Athar al-Maliki, who lost a family member, lamented what he said was the inability of authorities to respond to an emergency.
“Shouldn’t there be ministerial-level supervision of a COVID-19 hospital in Baghdad? This is total neglect – a hospital burns and there aren’t even firefighting trucks immediately available.”
“We officially informed the hospital management and the health directorate that there were safety violations but never got a response,” said Brigadier General Jawdat Abdul Rahman, a spokesman for the civil defence.
“A fire sprinkler system was not available, and there was no working fire detection system,” he said. “Otherwise the fire could have been controlled in a shorter time and there would be fewer casualties.”
Four witnesses to the fire said that fire extinguishers at the hospital were not working when it began to spread.
The Iraqi health minister was immediately suspended, a move which many Iraqis believe will make little difference to a healthcare system that has suffered decades of neglect.
Iraq was ravaged by war and U.N. sanctions under dictator Saddam Hussein which led to shortages of medicine and equipment. Sectarian conflict after his fall with the 2003 U.S. invasion of Iraq, and the battle against Islamic State, wreaked more damage.
But even in times of relative stability, Iraq has failed to expand and rebuild its healthcare system.
It has some of the lowest numbers of doctors and nurses per capita in the region, owing partly to an exodus of qualified medics over the years who have at various times been killed, kidnapped or assaulted, including in the coronavirus pandemic.

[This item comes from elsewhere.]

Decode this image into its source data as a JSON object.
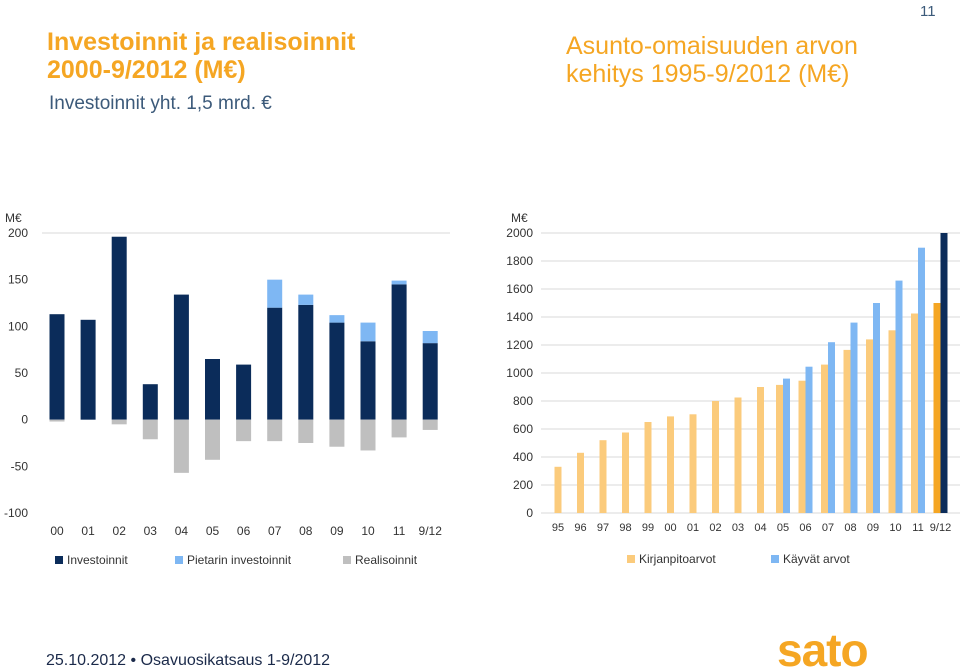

Government healthcare spending per capita is a fraction of that elsewhere in the region, and lower than the world average.
“This was another blow to what’s left of the limited trust in medical institution,” said Ali Bayati, head of Iraq’s semi-official Human Rights Commission. He said there had been few improvements made to fire response at medical centres in Iraq, despite previous such incidents.

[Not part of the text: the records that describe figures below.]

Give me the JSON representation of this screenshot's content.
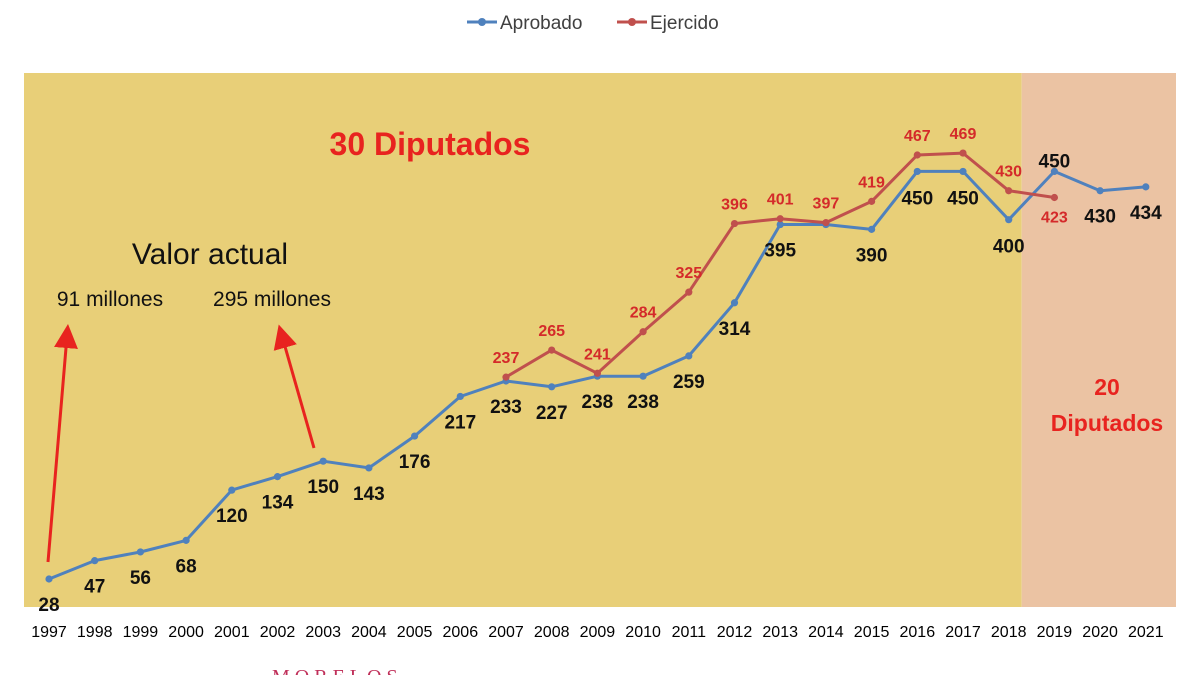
{
  "chart_data": {
    "type": "line",
    "categories": [
      "1997",
      "1998",
      "1999",
      "2000",
      "2001",
      "2002",
      "2003",
      "2004",
      "2005",
      "2006",
      "2007",
      "2008",
      "2009",
      "2010",
      "2011",
      "2012",
      "2013",
      "2014",
      "2015",
      "2016",
      "2017",
      "2018",
      "2019",
      "2020",
      "2021"
    ],
    "series": [
      {
        "name": "Aprobado",
        "color": "#4f81bd",
        "values": [
          28,
          47,
          56,
          68,
          120,
          134,
          150,
          143,
          176,
          217,
          233,
          227,
          238,
          238,
          259,
          314,
          395,
          395,
          390,
          450,
          450,
          400,
          450,
          430,
          434
        ],
        "labels": [
          "28",
          "47",
          "56",
          "68",
          "120",
          "134",
          "150",
          "143",
          "176",
          "217",
          "233",
          "227",
          "238",
          "238",
          "259",
          "314",
          "395",
          "",
          "390",
          "450",
          "450",
          "400",
          "450",
          "430",
          "434"
        ]
      },
      {
        "name": "Ejercido",
        "color": "#c0504d",
        "values": [
          null,
          null,
          null,
          null,
          null,
          null,
          null,
          null,
          null,
          null,
          237,
          265,
          241,
          284,
          325,
          396,
          401,
          397,
          419,
          467,
          469,
          430,
          423,
          null,
          null
        ],
        "labels": [
          "",
          "",
          "",
          "",
          "",
          "",
          "",
          "",
          "",
          "",
          "237",
          "265",
          "241",
          "284",
          "325",
          "396",
          "401",
          "397",
          "419",
          "467",
          "469",
          "430",
          "423",
          "",
          ""
        ]
      }
    ],
    "regions": [
      {
        "label": "30 Diputados",
        "from": "1997",
        "to": "2018",
        "color": "#e8cf78"
      },
      {
        "label_line1": "20",
        "label_line2": "Diputados",
        "from": "2019",
        "to": "2021",
        "color": "#ebc3a3"
      }
    ],
    "annotations": {
      "heading": "Valor actual",
      "note_1997": "91 millones",
      "note_2003": "295 millones",
      "arrow_color": "#e8231f"
    },
    "legend_placement": "top-center",
    "grid": false,
    "footer_text": "MORELOS"
  }
}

A fire at a Baghdad maternity ward in 2016 killed 13 babies, with emergency response teams slow to end the blaze, he said.

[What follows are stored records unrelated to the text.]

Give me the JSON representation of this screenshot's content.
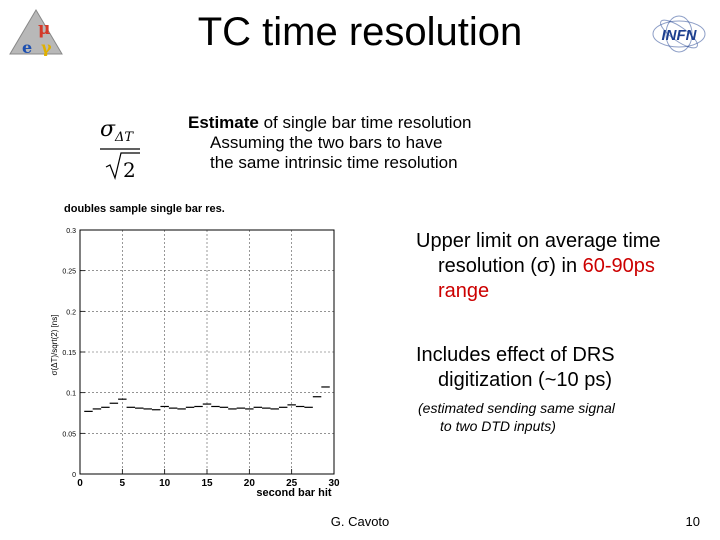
{
  "slide": {
    "title": "TC time resolution",
    "formula": {
      "numerator": "σΔT",
      "denominator": "√2"
    },
    "estimate": {
      "line1_bold": "Estimate",
      "line1_rest": " of  single bar time resolution",
      "line2": "Assuming the two bars to have",
      "line3": "the  same intrinsic time resolution"
    },
    "upper_limit": {
      "line1": "Upper limit on average time",
      "line2_prefix": "resolution (σ) in ",
      "line2_red": "60-90ps",
      "line3_red": "range"
    },
    "includes": {
      "line1": "Includes effect of DRS",
      "line2": "digitization  (~10 ps)"
    },
    "estimated_note": {
      "line1": "(estimated sending same signal",
      "line2": "to two DTD inputs)"
    },
    "footer": {
      "author": "G. Cavoto",
      "page": "10"
    },
    "logos": {
      "left_text": "μ e γ",
      "right_text": "INFN"
    },
    "colors": {
      "accent_red": "#cc0000"
    }
  },
  "chart_data": {
    "type": "scatter",
    "title": "doubles sample single bar res.",
    "xlabel": "second bar hit",
    "ylabel": "σ(ΔT)/sqrt(2) [ns]",
    "xlim": [
      0,
      30
    ],
    "ylim": [
      0,
      0.3
    ],
    "x_ticks": [
      0,
      5,
      10,
      15,
      20,
      25,
      30
    ],
    "y_ticks": [
      0,
      0.05,
      0.1,
      0.15,
      0.2,
      0.25,
      0.3
    ],
    "y_tick_labels": [
      "0",
      "0.05",
      "0.1",
      "0.15",
      "0.2",
      "0.25",
      "0.3"
    ],
    "grid": true,
    "series": [
      {
        "x": [
          1,
          2,
          3,
          4,
          5,
          6,
          7,
          8,
          9,
          10,
          11,
          12,
          13,
          14,
          15,
          16,
          17,
          18,
          19,
          20,
          21,
          22,
          23,
          24,
          25,
          26,
          27,
          28,
          29
        ],
        "y": [
          0.077,
          0.08,
          0.082,
          0.087,
          0.092,
          0.082,
          0.081,
          0.08,
          0.079,
          0.083,
          0.081,
          0.08,
          0.082,
          0.083,
          0.086,
          0.083,
          0.082,
          0.08,
          0.081,
          0.08,
          0.082,
          0.081,
          0.08,
          0.082,
          0.085,
          0.083,
          0.082,
          0.095,
          0.107
        ]
      }
    ]
  }
}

“To have such an incident repeated years later means that still no (sufficient) measures have been taken to prevent them,” he said.
“It was hell not only for patients but doctors, too,” the doctor said, speaking on condition of anonymity for fear of being dismissed by the health ministry. “The hospital pharmacy only had paracetamols and simple antibiotic pills.”
Wafa al-Shammari of the Iraqi parliament’s health committee is among those investigating the fire.
“How can a major coronavirus hospital in Baghdad lack safety measures? Why this disregard for human life?” she said.
Those who lost loved ones say that is of little comfort.
“He was in the hospital for 25 days. He was meant to be discharged and go home the next day (Sunday),” said 23-year-old Mohammed Ali, whose uncle died in the blaze. “They said, he’s fine now, he’s recovered and can leave.”